Real estate investors who have been battered by the 2007 financial crisis and subsequent recession have become increasingly frustrated with buying traditional property assets. Yet they remain in no man’s land when making attempts to revive their fortune. To the contrary, investors who have successfully survived the financial crisis, knows that in times of economic turmoil, they must jump ship to stay afloat. As traditional property assets lose their appeal, it is time to look elsewhere. Generally, the average investors typically tend to sit back and wait for the next big booming economic wave. Whereas, savvy property investors spend time creating that new wave in a safe boat.
During the rubble (or collapsed economic cycle 2007-2012), reallionaires have been switching to new property sectors, in particular, green real estate, whilst novices are still buying traditional assets. This newly emerging property sector, green real estate (GRE) may be defined as a convergence between green technology and the reinvention of ageing property assets, such as, car parks reinvented into solar car parks or EV recharging stations. The green property sector consists of property assets, such as, solar farms, agro-fuel estates, landfill gas sites, energy from waste facilities, solar car parks and bio-fuel plantations to name just a few. An astonishing US$211 billion was invested in this asset class in 2010, up by US$51b on its 2009 figures. As a result, green property is the most highly sort after property asset among reallionaires and there are some lucrative reasons why.
For starters, reallionaires are putting their money into the green real estate sector because it has pulling power when it comes to attracting capital. Not only are the World Bank and Sovereign wealth funds lending millions to developers and owners of green property projects, but many financial institutions and private equity firms are also throwing cash at developers of such property assets. As reported in various UK’s Newspapers, property tycoon, Vincent Tchenquiz through his acquisition vehicle, Consensus Group, raised over £71 million from sovereign wealth funds and institutional investors to acquire and develop solar farms, wind farms and bio-fuel refineries in South Africa. Likewise, in 2010, Vattenfall secure £150m from the European Investment Bank to develop a wind farm in Thurness Point, Kent UK.
Another reason why reallionaires are adding GRE assets to their property portfolio is due to the knowledge that it attracts near zero taxes and other types of investment incentives. It is now common knowledge, that the acquisition of green real estate is largely a tax free investment. Under Governments’ legislation in the UK and Europe, investors operating in the GRE sector pay less taxes, in comparison to their counterparts investing in mainstream commercial property. Additionally, capital gains tax is waived on most green property assets, such as, recycling centres. Further, other benefits reallionaires accrue from buying GRE, include, tax rebate, tax credit, carbon credit, Government loan guarantees, grants and feed-in-tariffs.
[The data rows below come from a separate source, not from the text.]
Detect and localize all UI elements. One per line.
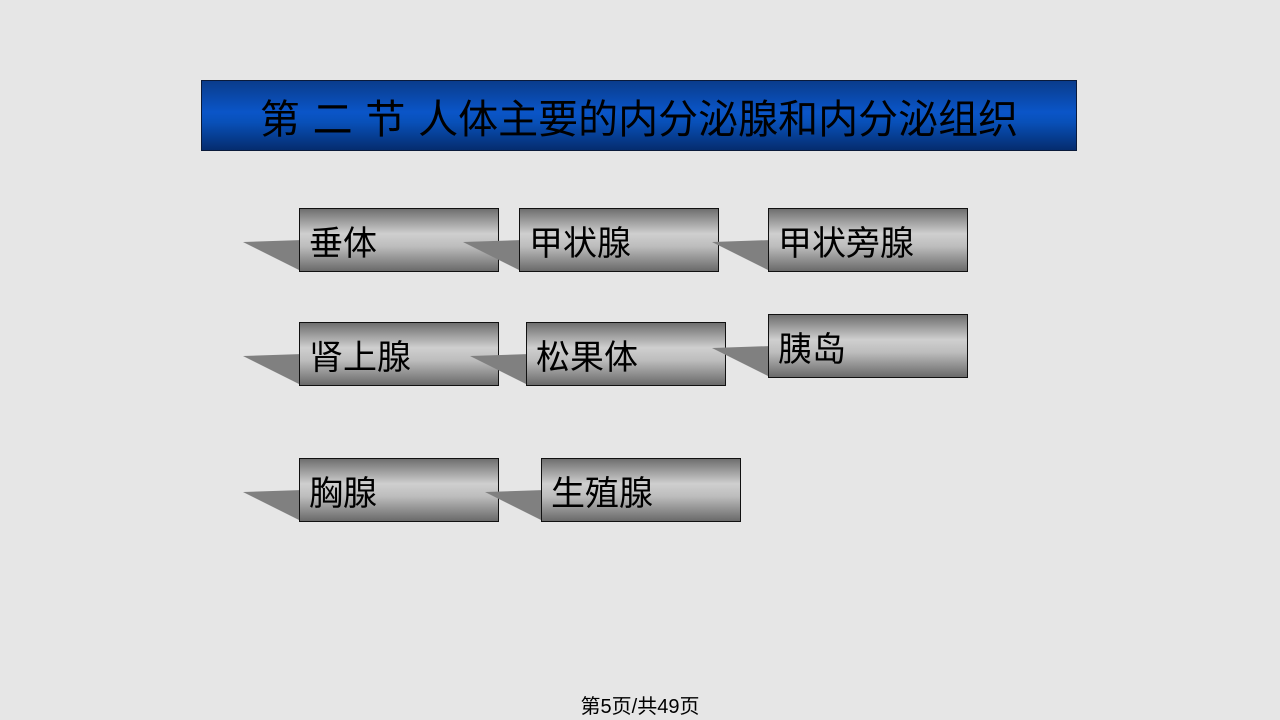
gland-label: 生殖腺: [541, 458, 741, 522]
gland-label: 垂体: [299, 208, 499, 272]
box-shadow-shape: [463, 240, 523, 272]
box-shadow-shape: [470, 354, 530, 386]
gland-box-pituitary: 垂体: [243, 208, 499, 272]
box-shadow-shape: [485, 490, 545, 522]
page-number: 第5页/共49页: [580, 696, 700, 718]
box-shadow-shape: [712, 240, 772, 272]
slide-title: 第 二 节 人体主要的内分泌腺和内分泌组织: [259, 96, 1019, 143]
gland-label: 肾上腺: [299, 322, 499, 386]
title-banner: 第 二 节 人体主要的内分泌腺和内分泌组织: [201, 80, 1077, 151]
gland-box-pineal: 松果体: [470, 322, 726, 386]
gland-box-islets: 胰岛: [712, 314, 968, 378]
gland-box-thymus: 胸腺: [243, 458, 499, 522]
gland-box-thyroid: 甲状腺: [463, 208, 719, 272]
box-shadow-shape: [712, 346, 772, 378]
gland-label: 甲状腺: [519, 208, 719, 272]
gland-box-adrenal: 肾上腺: [243, 322, 499, 386]
box-shadow-shape: [243, 354, 303, 386]
gland-label: 胰岛: [768, 314, 968, 378]
box-shadow-shape: [243, 240, 303, 272]
gland-box-gonads: 生殖腺: [485, 458, 741, 522]
gland-box-parathyroid: 甲状旁腺: [712, 208, 968, 272]
gland-label: 甲状旁腺: [768, 208, 968, 272]
gland-label: 松果体: [526, 322, 726, 386]
gland-label: 胸腺: [299, 458, 499, 522]
box-shadow-shape: [243, 490, 303, 522]
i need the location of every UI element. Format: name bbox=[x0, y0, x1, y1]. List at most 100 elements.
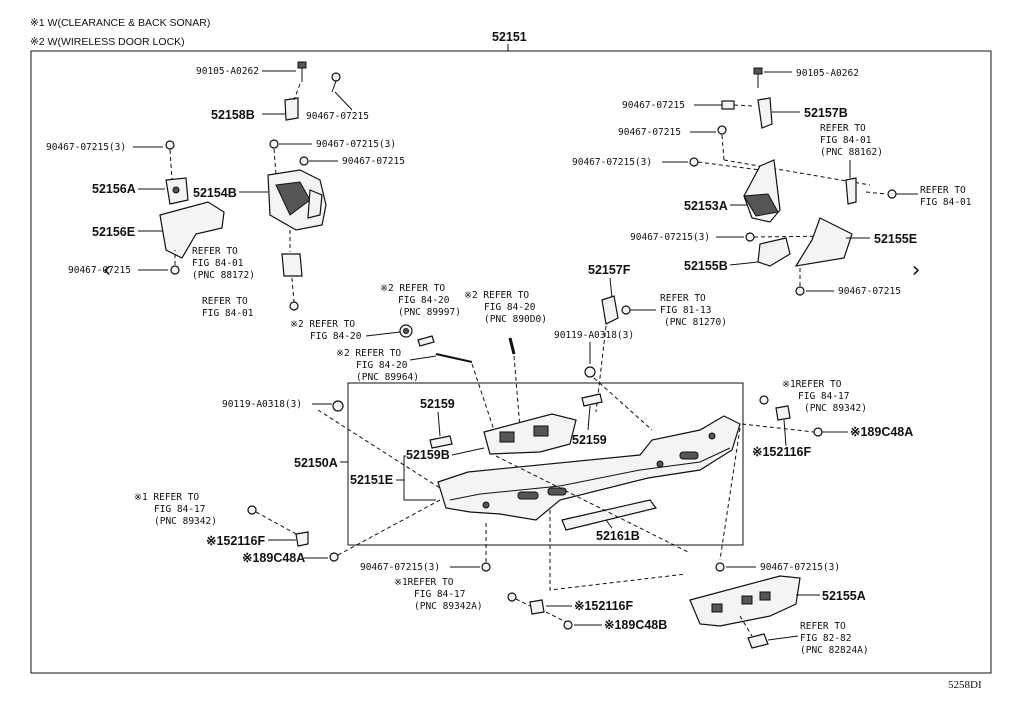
bolt-icon bbox=[332, 400, 344, 412]
part-label[interactable]: 52157F bbox=[588, 263, 631, 277]
clip-icon bbox=[170, 265, 180, 275]
connector-icon bbox=[747, 633, 769, 649]
part-label[interactable]: ※152116F bbox=[752, 445, 811, 459]
part-label[interactable]: 52158B bbox=[211, 108, 255, 122]
connector-icon bbox=[281, 253, 303, 277]
fastener-label[interactable]: 90467-07215 bbox=[838, 286, 901, 297]
fastener-label[interactable]: 90105-A0262 bbox=[796, 68, 859, 79]
ref-note: ※2 REFER TO FIG 84-20 bbox=[290, 319, 362, 342]
svg-text:REFER TO: REFER TO bbox=[820, 123, 866, 134]
ref-note: ※1REFER TO FIG 84-17 (PNC 89342) bbox=[782, 379, 867, 414]
bracket-icon bbox=[529, 599, 545, 615]
fastener-label[interactable]: 90467-07215(3) bbox=[46, 142, 126, 153]
clip-icon bbox=[481, 562, 491, 572]
ref-note: ※2 REFER TO FIG 84-20 (PNC 89964) bbox=[336, 348, 419, 383]
ref-note: ※1 REFER TO FIG 84-17 (PNC 89342) bbox=[134, 492, 217, 527]
bracket-icon bbox=[775, 405, 791, 421]
svg-text:REFER TO: REFER TO bbox=[660, 293, 706, 304]
diagram-frame bbox=[30, 50, 992, 674]
part-label[interactable]: 52151E bbox=[350, 473, 393, 487]
bracket-52153a-icon bbox=[743, 159, 781, 223]
ref-note: REFER TO FIG 84-01 bbox=[920, 185, 972, 208]
part-label[interactable]: ※189C48B bbox=[604, 618, 667, 632]
part-label[interactable]: 52155E bbox=[874, 232, 917, 246]
svg-text:FIG 84-20: FIG 84-20 bbox=[356, 360, 408, 371]
note-1: ※1 W(CLEARANCE & BACK SONAR) bbox=[30, 17, 210, 29]
bracket-icon bbox=[295, 531, 309, 547]
svg-text:FIG 84-17: FIG 84-17 bbox=[414, 589, 465, 600]
svg-text:FIG 82-82: FIG 82-82 bbox=[800, 633, 851, 644]
cover-52155a-icon bbox=[689, 575, 801, 627]
part-label[interactable]: 52155B bbox=[684, 259, 728, 273]
fastener-label[interactable]: 90467-07215(3) bbox=[572, 157, 652, 168]
ref-note: ※2 REFER TO FIG 84-20 (PNC 89997) bbox=[380, 283, 461, 318]
part-label[interactable]: 52154B bbox=[193, 186, 237, 200]
ref-note: REFER TO FIG 84-01 (PNC 88172) bbox=[192, 246, 255, 281]
fastener-label[interactable]: 90467-07215 bbox=[622, 100, 685, 111]
bracket-52157b-icon bbox=[757, 97, 773, 129]
fastener-label[interactable]: 90467-07215 bbox=[306, 111, 369, 122]
svg-text:REFER TO: REFER TO bbox=[920, 185, 966, 196]
sensor-icon bbox=[507, 592, 517, 602]
fastener-label[interactable]: 90467-07215 bbox=[618, 127, 681, 138]
svg-text:REFER TO: REFER TO bbox=[192, 246, 238, 257]
svg-text:FIG 84-20: FIG 84-20 bbox=[484, 302, 536, 313]
clip-icon bbox=[621, 305, 631, 315]
clip-icon bbox=[289, 301, 299, 311]
svg-text:FIG 84-01: FIG 84-01 bbox=[202, 308, 254, 319]
fastener-label[interactable]: 90119-A0318(3) bbox=[554, 330, 634, 341]
fastener-label[interactable]: 90105-A0262 bbox=[196, 66, 259, 77]
part-label[interactable]: 52156E bbox=[92, 225, 135, 239]
bracket-52155b-icon bbox=[757, 237, 791, 267]
svg-text:(PNC 88172): (PNC 88172) bbox=[192, 270, 255, 281]
clip-icon bbox=[795, 286, 805, 296]
svg-text:(PNC 89342A): (PNC 89342A) bbox=[414, 601, 483, 612]
part-label[interactable]: 52159B bbox=[406, 448, 450, 462]
inner-bracket-icon bbox=[483, 413, 577, 455]
bolt-icon bbox=[297, 61, 307, 82]
bracket-52158b-icon bbox=[284, 83, 301, 121]
clip-icon bbox=[715, 562, 725, 572]
svg-text:※2 REFER TO: ※2 REFER TO bbox=[464, 290, 529, 301]
prev-arrow-icon[interactable]: ‹ bbox=[102, 258, 112, 283]
cover-52156e-icon bbox=[159, 201, 225, 259]
fastener-label[interactable]: 90467-07215(3) bbox=[316, 139, 396, 150]
ref-note: ※1REFER TO FIG 84-17 (PNC 89342A) bbox=[394, 577, 483, 612]
cover-52155e-icon bbox=[794, 217, 853, 267]
next-arrow-icon[interactable]: › bbox=[911, 258, 921, 283]
part-label[interactable]: 52159 bbox=[420, 397, 455, 411]
svg-text:FIG 84-01: FIG 84-01 bbox=[192, 258, 244, 269]
part-label[interactable]: 52161B bbox=[596, 529, 640, 543]
svg-text:※1 REFER TO: ※1 REFER TO bbox=[134, 492, 199, 503]
bolt-icon bbox=[299, 156, 309, 166]
fastener-label[interactable]: 90467-07215(3) bbox=[760, 562, 840, 573]
step-pad-52161b-icon bbox=[561, 499, 658, 531]
clip-icon bbox=[717, 125, 727, 135]
fastener-label[interactable]: 90467-07215 bbox=[342, 156, 405, 167]
clip-icon bbox=[887, 189, 897, 199]
part-label[interactable]: 52156A bbox=[92, 182, 136, 196]
part-label[interactable]: ※152116F bbox=[206, 534, 265, 548]
part-label[interactable]: 52159 bbox=[572, 433, 607, 447]
bracket-52156a-icon bbox=[165, 177, 189, 205]
bracket-icon bbox=[845, 177, 857, 205]
part-label[interactable]: ※152116F bbox=[574, 599, 633, 613]
svg-text:※2 REFER TO: ※2 REFER TO bbox=[380, 283, 445, 294]
part-label[interactable]: 52157B bbox=[804, 106, 848, 120]
part-label[interactable]: 52153A bbox=[684, 199, 728, 213]
note-2: ※2 W(WIRELESS DOOR LOCK) bbox=[30, 36, 185, 48]
part-label[interactable]: ※189C48A bbox=[850, 425, 913, 439]
fastener-label[interactable]: 90119-A0318(3) bbox=[222, 399, 302, 410]
bolt-icon bbox=[753, 67, 763, 88]
part-label[interactable]: 52155A bbox=[822, 589, 866, 603]
part-label[interactable]: ※189C48A bbox=[242, 551, 305, 565]
connector-icon bbox=[417, 335, 435, 347]
part-label[interactable]: 52150A bbox=[294, 456, 338, 470]
bracket-52154b-icon bbox=[267, 169, 327, 231]
fastener-label[interactable]: 90467-07215(3) bbox=[630, 232, 710, 243]
fastener-label[interactable]: 90467-07215(3) bbox=[360, 562, 440, 573]
fastener-label[interactable]: 90467-07215 bbox=[68, 265, 131, 276]
main-part-label[interactable]: 52151 bbox=[492, 30, 527, 44]
sensor-icon bbox=[247, 505, 257, 515]
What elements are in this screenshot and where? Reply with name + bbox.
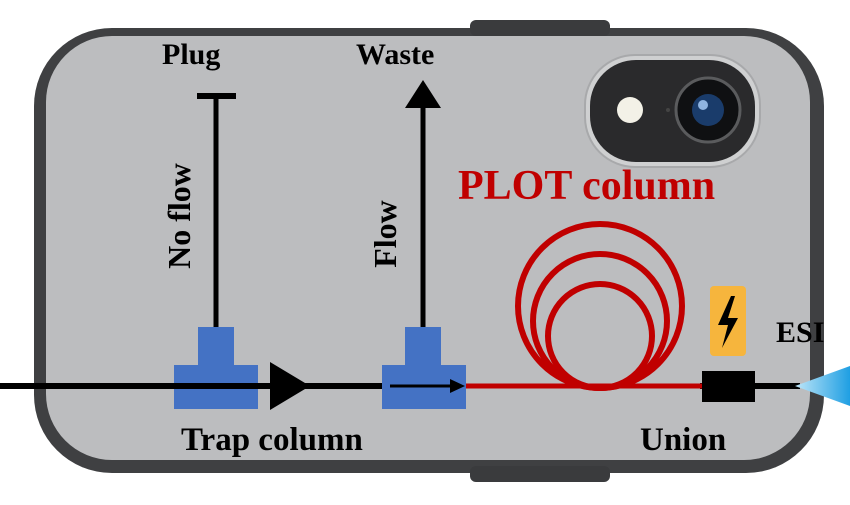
camera-module xyxy=(584,54,761,168)
union-fitting xyxy=(702,371,755,402)
plug-label: Plug xyxy=(162,38,221,71)
esi-label: ESI xyxy=(776,316,825,349)
no-flow-label: No flow xyxy=(161,163,197,269)
trap-flow-arrow xyxy=(270,362,310,410)
flow-label: Flow xyxy=(367,200,403,268)
phone-case-button-bottom xyxy=(470,466,610,482)
plot-column-coil xyxy=(515,221,685,391)
esi-spray-icon xyxy=(795,366,850,406)
union-label: Union xyxy=(640,422,727,458)
phone-case-button-top xyxy=(470,20,610,36)
waste-arrowhead xyxy=(405,80,441,108)
waste-tee-flow-arrow xyxy=(450,379,465,393)
high-voltage-badge xyxy=(710,286,746,356)
lightning-bolt-icon xyxy=(718,296,738,348)
plot-column-label: PLOT column xyxy=(458,163,716,209)
waste-label: Waste xyxy=(356,38,435,71)
flash-icon xyxy=(617,97,643,123)
trap-column-label: Trap column xyxy=(181,422,363,458)
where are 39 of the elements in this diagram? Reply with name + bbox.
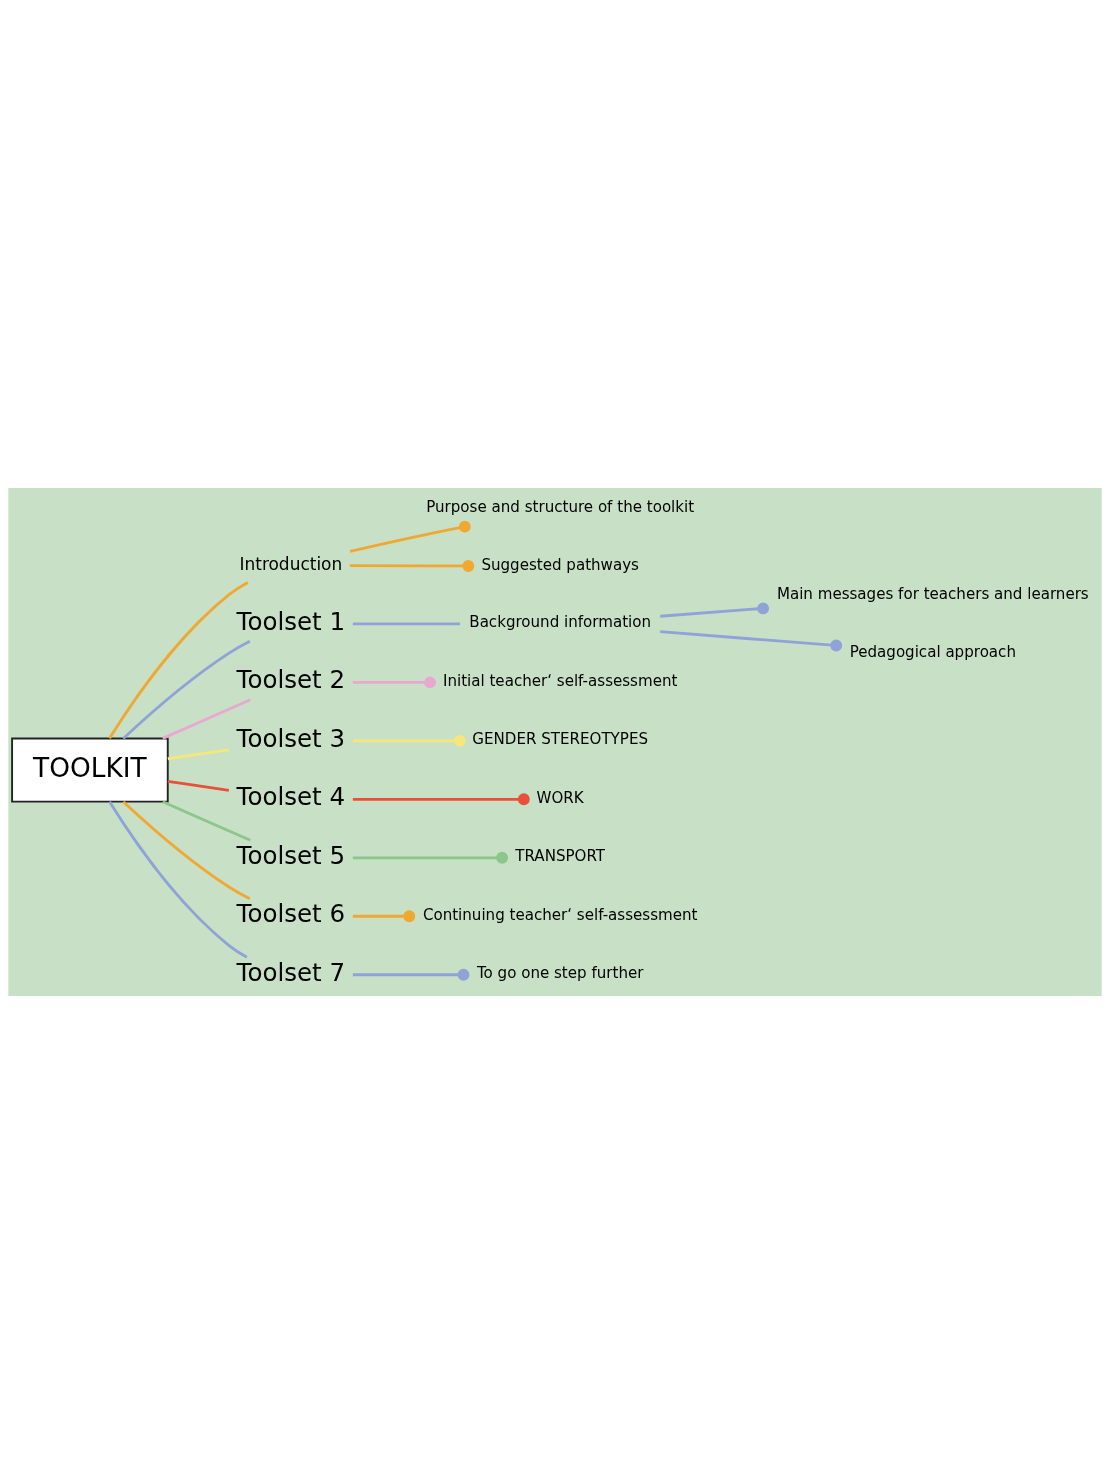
node-box: TOOLKIT	[11, 737, 169, 803]
node-text: TRANSPORT	[515, 846, 606, 865]
connector	[352, 909, 416, 922]
connector	[660, 629, 843, 651]
node-text: Toolset 4	[236, 781, 346, 811]
connector	[167, 747, 230, 760]
connector	[349, 559, 475, 572]
node-text: Pedagogical approach	[849, 642, 1016, 661]
node-text: Continuing teacher‘ self-assessment	[422, 905, 698, 924]
node-text: Toolset 1	[236, 606, 346, 636]
connector	[352, 621, 460, 625]
connector	[660, 602, 770, 618]
node-text: Initial teacher‘ self-assessment	[442, 671, 678, 690]
node-text: Toolset 5	[236, 840, 346, 870]
node-text: Toolset 7	[236, 957, 346, 987]
connector	[352, 734, 466, 747]
connector	[108, 580, 249, 739]
node-text: Toolset 3	[236, 723, 346, 753]
connector	[352, 792, 530, 805]
connector	[122, 639, 251, 739]
node-text: To go one step further	[476, 963, 644, 982]
node-text: Background information	[469, 612, 652, 631]
node-text: Main messages for teachers and learners	[776, 584, 1089, 603]
node-text: Purpose and structure of the toolkit	[426, 497, 695, 516]
connector	[162, 698, 251, 740]
connector	[167, 779, 230, 792]
connector	[122, 800, 251, 900]
node-text: Introduction	[239, 553, 343, 574]
connector	[352, 851, 509, 864]
node-text: Toolset 6	[236, 898, 346, 928]
node-text: Suggested pathways	[481, 555, 639, 574]
connector	[352, 968, 470, 981]
connector	[349, 520, 471, 553]
connector	[162, 799, 251, 842]
node-text: GENDER STEREOTYPES	[472, 729, 649, 748]
node-text: WORK	[536, 788, 584, 807]
connector	[352, 675, 436, 688]
node-text: Toolset 2	[236, 664, 346, 694]
connector	[108, 800, 248, 958]
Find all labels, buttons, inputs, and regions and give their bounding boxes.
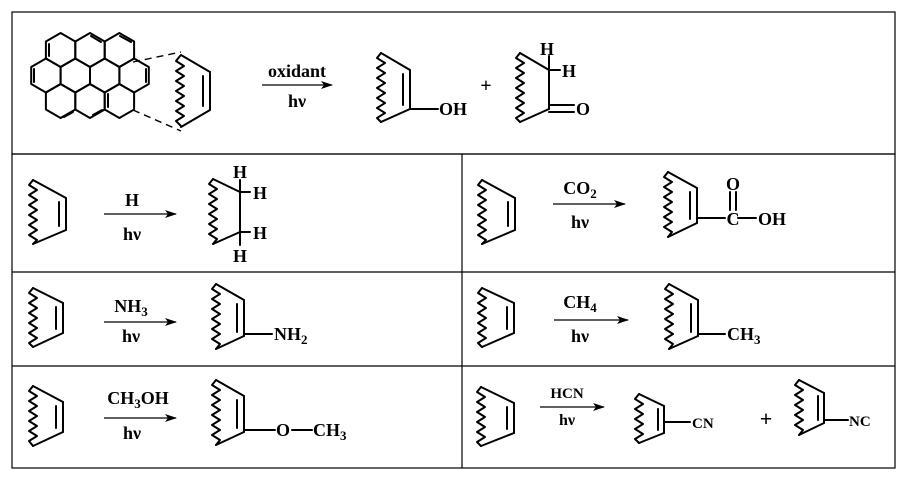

Such incentives and promotional policies helped in making this sector recession proof over the last five years.
Third, but not last, reallionaies are in love with green property assets because, unlike other assets, it offers property investors three to four sources of income. Generally most property assets give investors a rental income (depending on the type of owner structure used). Nevertheless, in addition to rental income, GRE provides investors with carbon credit income and feed in tariff income. Reallionaires become mega rich by acquiring high performing assets that provide them with multiple streams of income. To this end, it is abundantly clear why reallionaires and other super rich investors are chasing green real estate assets.